Colloquium Archives

David Hatch, University of Texas at Austin

Title: "Kinetic Plasma Turbulence: New Insights Into Its Fundamental Nature and Implications for Fusion Energy" (Video)

Abstract:  Turbulence is ubiquitous in both space and laboratory plasmas. These plasmas are often hot and/or diffuse, which requires the use of kinetic theory, the description of particle distribution functions in a high-dimensional phase space.  Turbulence in this phase space exhibits a rich variety of dynamics, altering standard fluid turbulence paradigms in fascinating ways. I will describe new insights into the fundamental nature of kinetic plasma turbulence (applicable to both natural and laboratory plasmas). I will also discuss breakthroughs in understanding and modeling plasma turbulence in fusion devices, addressing the question: what do plasma turbulence simulations say about the prospects for fusion energy and how can such simulations advance these prospects?

Zackaria Chacko, University of Maryland

Title: Neutral Naturalness   (Video)

Abstract: I explain the hierarchy problem of the standard model of particle physics, and discuss some of the ideas which have been put forward to resolve it. I then show that a specific class of theories, built around a framework known as neutral naturalness, can help address this problem while remaining consistent with all current experimental tests. I explain that while certain theories in this class give rise to striking signals, others are extremely difficult to test, and require a detailed study of the properties of the Higgs boson. I consider the implications of these results for the Large Hadron Collider, and for future experimental programs.

Yi-Hsin Liu, NASA-Goddard Space Flight Center

Title: "Magnetic Reconnection in Plasmas" (Video)

Abstract: Magnetic reconnection is the process whereby a change in topology of magnetic field lines allows for a rapid conversion of magnetic energy into thermal and kinetic energy of the surrounding plasma. This physical process plays a key role in many astrophysical and laboratory contexts, ranging from magnetospheric substorms, solar eruptions, sawtooth crashes in fusion devices and potentially the super-flares in Crab Nebula. The recently launched Magnetospheric Multiscale (MMS) mission provides an unprecedented view of the three-dimensional fine-scale structure of magnetic reconnection. It offers the amazing opportunity to combine key insights from numerical models with high quality in-situ measurements that promise to greatly increase our understanding of this crucial physical process.

Jack Sankey, McGill University

Title: "Toward Optically Defined Micromechanical Systems" (Video)

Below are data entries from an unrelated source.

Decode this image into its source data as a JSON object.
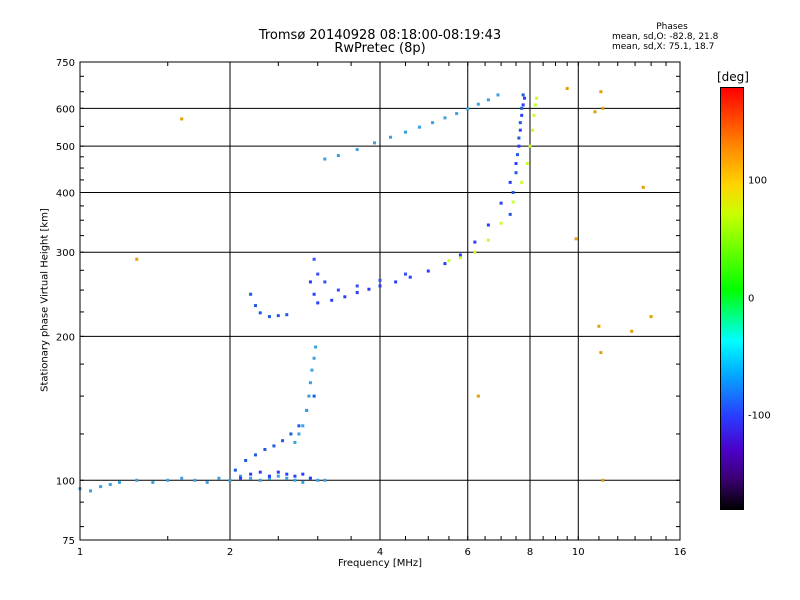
{
  "chart_data": {
    "type": "scatter",
    "title": "Tromsø 20140928 08:18:00-08:19:43",
    "subtitle": "RwPretec (8p)",
    "xlabel": "Frequency [MHz]",
    "ylabel": "Stationary phase Virtual Height [km]",
    "x_scale": "log",
    "y_scale": "log",
    "xlim": [
      1,
      16
    ],
    "ylim": [
      75,
      750
    ],
    "x_ticks": [
      1,
      2,
      4,
      6,
      8,
      10,
      16
    ],
    "x_tick_labels": [
      "1",
      "2",
      "4",
      "6",
      "8",
      "10",
      "16"
    ],
    "y_ticks": [
      75,
      100,
      200,
      300,
      400,
      500,
      600,
      750
    ],
    "y_tick_labels": [
      "75",
      "100",
      "200",
      "300",
      "400",
      "500",
      "600",
      "750"
    ],
    "grid": true,
    "phases": {
      "header": "Phases",
      "line_o": "mean, sd,O: -82.8, 21.8",
      "line_x": "mean, sd,X: 75.1, 18.7"
    },
    "colorbar": {
      "title": "[deg]",
      "ticks": [
        100,
        0,
        -100
      ],
      "tick_labels": [
        "100",
        "0",
        "-100"
      ],
      "range": [
        -180,
        180
      ],
      "colors": [
        "#ff0000",
        "#ffd400",
        "#00ff00",
        "#00ffff",
        "#2a3cff",
        "#3a0070",
        "#000000"
      ]
    },
    "series": [
      {
        "mode": "E-layer",
        "color": "#3aa0e0",
        "x": [
          1.0,
          1.05,
          1.1,
          1.15,
          1.2,
          1.3,
          1.4,
          1.5,
          1.6,
          1.7,
          1.8,
          1.9,
          2.0,
          2.1,
          2.2,
          2.3,
          2.4,
          2.5,
          2.6,
          2.7,
          2.8,
          2.9,
          3.0,
          3.1
        ],
        "y": [
          96,
          95,
          97,
          98,
          99,
          100,
          99,
          100,
          101,
          100,
          99,
          101,
          100,
          102,
          101,
          100,
          101,
          102,
          101,
          100,
          99,
          101,
          100,
          100
        ]
      },
      {
        "mode": "E-trace",
        "color": "#1e5ae0",
        "x": [
          2.05,
          2.15,
          2.25,
          2.35,
          2.45,
          2.55,
          2.65,
          2.75,
          2.85,
          2.95
        ],
        "y": [
          105,
          110,
          113,
          116,
          118,
          121,
          125,
          130,
          140,
          150
        ]
      },
      {
        "mode": "Es-patch",
        "color": "#2a3cff",
        "x": [
          2.1,
          2.2,
          2.3,
          2.4,
          2.5,
          2.6,
          2.7,
          2.8,
          2.9
        ],
        "y": [
          101,
          103,
          104,
          102,
          104,
          103,
          102,
          103,
          101
        ]
      },
      {
        "mode": "E-cusp",
        "color": "#3aa0e0",
        "x": [
          2.7,
          2.75,
          2.8,
          2.85,
          2.88,
          2.9,
          2.92,
          2.95,
          2.97
        ],
        "y": [
          120,
          125,
          130,
          140,
          150,
          160,
          170,
          180,
          190
        ]
      },
      {
        "mode": "F1-trace",
        "color": "#1e5ae0",
        "x": [
          2.2,
          2.25,
          2.3,
          2.4,
          2.5,
          2.6
        ],
        "y": [
          245,
          232,
          224,
          220,
          221,
          222
        ]
      },
      {
        "mode": "F2-O",
        "color": "#2a3cff",
        "x": [
          2.9,
          2.95,
          3.0,
          3.2,
          3.4,
          3.6,
          3.8,
          4.0,
          4.3,
          4.6,
          5.0,
          5.4,
          5.8,
          6.2,
          6.6,
          7.0,
          7.3,
          7.5,
          7.6,
          7.65,
          7.7,
          7.75,
          7.8
        ],
        "y": [
          260,
          245,
          235,
          238,
          242,
          247,
          251,
          255,
          260,
          266,
          274,
          284,
          296,
          315,
          342,
          380,
          420,
          460,
          500,
          540,
          580,
          610,
          630
        ]
      },
      {
        "mode": "F2-O-upper",
        "color": "#3a4cff",
        "x": [
          2.95,
          3.0,
          3.1,
          3.3,
          3.6,
          4.0,
          4.5
        ],
        "y": [
          290,
          270,
          260,
          250,
          255,
          262,
          270
        ]
      },
      {
        "mode": "F2-X",
        "color": "#c8ff2a",
        "x": [
          5.5,
          5.8,
          6.2,
          6.6,
          7.0,
          7.4,
          7.7,
          7.9,
          8.0,
          8.1,
          8.15,
          8.2,
          8.25
        ],
        "y": [
          288,
          292,
          300,
          318,
          345,
          382,
          420,
          460,
          500,
          540,
          580,
          610,
          630
        ]
      },
      {
        "mode": "F2-X-spread",
        "color": "#1e5ae0",
        "x": [
          7.3,
          7.4,
          7.5,
          7.55,
          7.6,
          7.65,
          7.7,
          7.75
        ],
        "y": [
          360,
          400,
          440,
          480,
          520,
          560,
          600,
          640
        ]
      },
      {
        "mode": "Upper-trace",
        "color": "#3aa0e0",
        "x": [
          3.1,
          3.3,
          3.6,
          3.9,
          4.2,
          4.5,
          4.8,
          5.1,
          5.4,
          5.7,
          6.0,
          6.3,
          6.6,
          6.9
        ],
        "y": [
          470,
          478,
          492,
          508,
          522,
          535,
          548,
          560,
          573,
          585,
          598,
          612,
          625,
          640
        ]
      },
      {
        "mode": "Scattered",
        "color": "#e0a000",
        "x": [
          1.3,
          1.6,
          6.3,
          9.5,
          9.9,
          11.1,
          11.2,
          13.5,
          12.8,
          11.0,
          11.1,
          11.2,
          10.8,
          14.0
        ],
        "y": [
          290,
          570,
          150,
          660,
          320,
          650,
          600,
          410,
          205,
          210,
          185,
          100,
          590,
          220
        ]
      }
    ]
  }
}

Abstract: Mechanical systems are ubiquitous throughout society, from oscillators in timekeeping devices to accelerometers and electronic filters in automobiles and cell phones. They also represent an indispensable set of tools for fundamental science, providing a means of sensing atomic-scale forces and masses or even the minuscule spacetime distortions from passing gravitational waves. In the field of optomechanics, we exploit the forces exerted by radiation to gain a new level of control over these systems at all size scales.

Andrew Fitzpatrick, Boston University

Title: "Effective Field Theory and the Phenomenology of Dark Matter Direct Detection” (Video)

Abstract: Direct detection searches for dark matter have made significant advances in their level of sensitivity and are expected to improve further in the near future.  The results of these experiments are often interpreted in a limited context of certain kinds of interactions between dark matter and standard matter, but the full range of possible interactions is much richer.  We discuss the theoretical and experimental motivation for considering a broad range of possible structure in the dark matter content of the universe, and a framework for systematically describing this wider range of possibilities.  We describe results from on-going work bringing together this framework with nuclear physics results in order to provide a complete `dictionary’ for the experimental predictions in this larger parameter space.

Mark Trodden, University of Pennsylvania

Title: "Pushing Einstein's Boundaries: Gravitational Approaches to the Challenges of Modern Cosmology" (Video)

Abstract: Einstein’s general theory of relativity (GR) is one of the most successful and well-tested physical theories ever developed. Nevertheless, modern cosmology poses a range of questions, from the smallest scales to the largest, that remain currently unresolved by GR coupled to the known energy and matter contents of the universe. This raises the logical possibility that GR may require modification on the relevant scales.

I will discuss the status of some modern approaches to alter GR to address cosmological problems. We shall see that these efforts are extremely theoretically constrained, leaving very few currently viable approaches. Meanwhile, observationally, upcoming missions promise to constrain allowed departures from GR in exciting new ways, complementary to traditional tests within the solar system. I will finish by describing some promising very recent ideas.